In deciding whether or not to disclose the performance targets, the Company also considered whether that disclosure is necessary for a full understanding of the Company’s compensation.  The Company believes that the CD&A discloses all of the material terms of the Company’s bonus plan including the nature of each performance measure in the bonus plan.  In addition, the proxy statement sets forth the range of potential bonus payments under the bonus plan, and the amount of the actual bonus payment earned under the bonus plan.  The actual payment amount can be compared against the range of potential payments to determine that the executives did not fully earn the highest bonus potential under the bonus plan.  The Company believes that this information provides to investors the details necessary for a robust understanding of the purpose, operation and funding of the plan.  Disclosure of the performance targets would not materially increase that understanding, but would result in competitive injury to the Company.

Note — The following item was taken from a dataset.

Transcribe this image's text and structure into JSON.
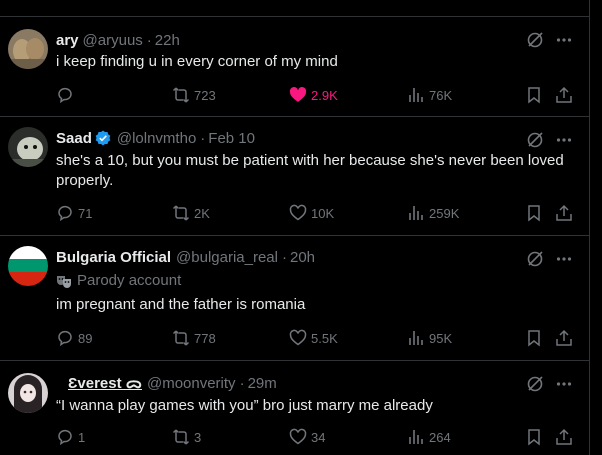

Another factor considered by the Company in deciding whether to disclose the performance targets is the potential for disclosure of the performance targets to confuse investors.  The Company does not publicly release financial forecasts setting forth a quantitative estimate of the Company’s financial performance for any given future accounting period.  Due to the nature of the performance targets, the Company anticipates that capital markets may attempt to extrapolate from the disclosure of performance targets the financial results which the Company expects to report for future accounting periods.  The performance targets, however, have been prepared and are designed to be used for purposes other than forecasted data which the Company would provide to capital markets if the Company were to publicly announce its projected operating results.  Performance goals in fact have historically been higher than the Company’s actual results.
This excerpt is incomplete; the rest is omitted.